SBIR Phase II: Fast Panoramic Image Capture for Unmanned Aerial Vehicles

The broader impact / commercial potential of this Small Business Innovation Research (SBIR) Phase II project is to enable wider adoption of unmanned aerial vehicles (UAVs) across industries such as real estate, agriculture, construction, energy, entertainment, oil & gas, and journalism. The project develops advanced UAV camera systems with seamless 360-degree imaging capabilities to increase flight time and the imaging capability.

End users benefit from reduced labor demands and real-time high-fidelity images of remote areas otherwise inaccessible. Industrial inspections, crop management, field surveying, and site security are most often conducted by deploying humans into the field - often creating labor bottlenecks and potentially dangerous situations. Adoption of UAVs for these applications can be limited by image processing that consumes too much power for UAV use, delayed image presentation affecting navigation capabilities, or image artifacts that obscure the details pertinent to market needs.
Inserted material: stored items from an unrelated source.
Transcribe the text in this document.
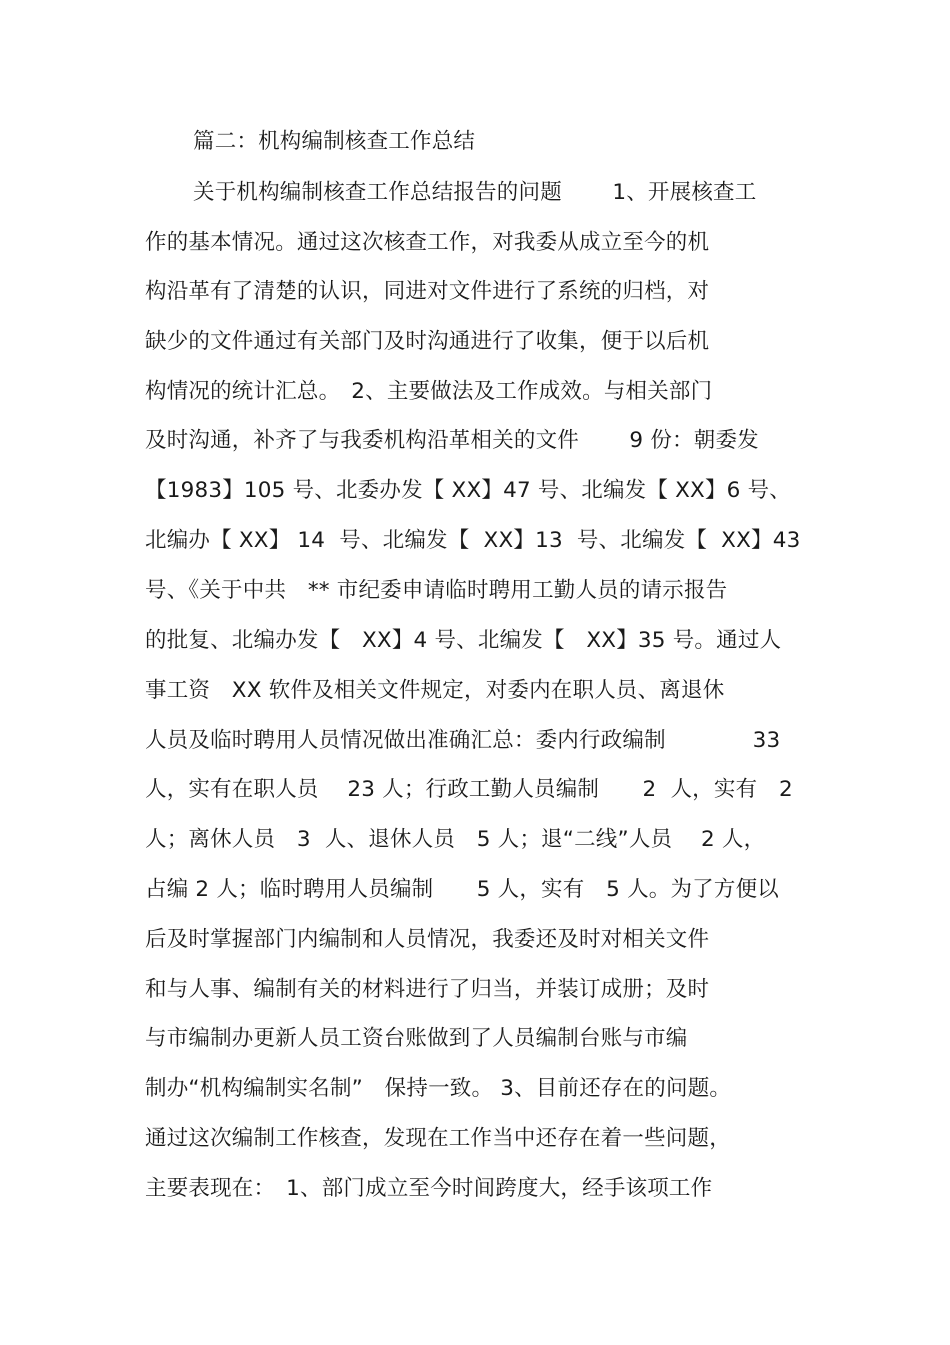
篇二：机构编制核查工作总结
关于机构编制核查工作总结报告的问题　　 1、开展核查工
作的基本情况。通过这次核查工作，对我委从成立至今的机
构沿革有了清楚的认识，同进对文件进行了系统的归档，对
缺少的文件通过有关部门及时沟通进行了收集，便于以后机
构情况的统计汇总。　2、主要做法及工作成效。与相关部门
及时沟通，补齐了与我委机构沿革相关的文件　　 9 份：朝委发
【1983】105 号、北委办发【 XX】47 号、北编发【 XX】6 号、
北编办【 XX】 14  号、北编发【  XX】13  号、北编发【  XX】43
号、《关于中共　** 市纪委申请临时聘用工勤人员的请示报告
的批复、北编办发【　XX】4 号、北编发【　XX】35 号。通过人
事工资　XX 软件及相关文件规定，对委内在职人员、离退休
人员及临时聘用人员情况做出准确汇总：委内行政编制　　　　33
人，实有在职人员　 23 人；行政工勤人员编制　　2  人，实有　2
人；离休人员　3  人、退休人员　5 人；退“二线”人员　 2 人，
占编 2 人；临时聘用人员编制　　5 人，实有　5 人。为了方便以
后及时掌握部门内编制和人员情况，我委还及时对相关文件
和与人事、编制有关的材料进行了归当，并装订成册；及时
与市编制办更新人员工资台账做到了人员编制台账与市编
制办“机构编制实名制”　保持一致。 3、目前还存在的问题。
通过这次编制工作核查，发现在工作当中还存在着一些问题，
主要表现在：　1、部门成立至今时间跨度大，经手该项工作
These limitations can all be overcome with the camera technologies developed here.

This Small Business Innovation Research (SBIR) Phase II project develops a lightweight, parallax-free, 360-degree panoramic camera system with an innovative optical design based on a polyhedron-shaped configuration of adjacent cameras. Each camera's field of view closely abuts but does not overlap with the next, enabling seamless and computationally simplistic capture of images from 360-degree views, while limiting blind regions and lost content between cameras.

This approach eliminates the stitching errors and image distortion associated with wide angle lenses and multi-camera systems, and reduces the computational demand for 360-degree image capture. As a result, low energy edge-computing presents images in real time with minimal impact on flight time or energy use in unmanned aerial vehicles (UAV) applications.

Furthermore, this project advances system designs optimized for UAV weight and size, as well as improved concepts for kinematic space frames, in which the cameras can be integrated to form robust multi-camera systems.

This award reflects NSF's statutory mission and has been deemed worthy of support through evaluation using the Foundation's intellectual merit and broader impacts review criteria.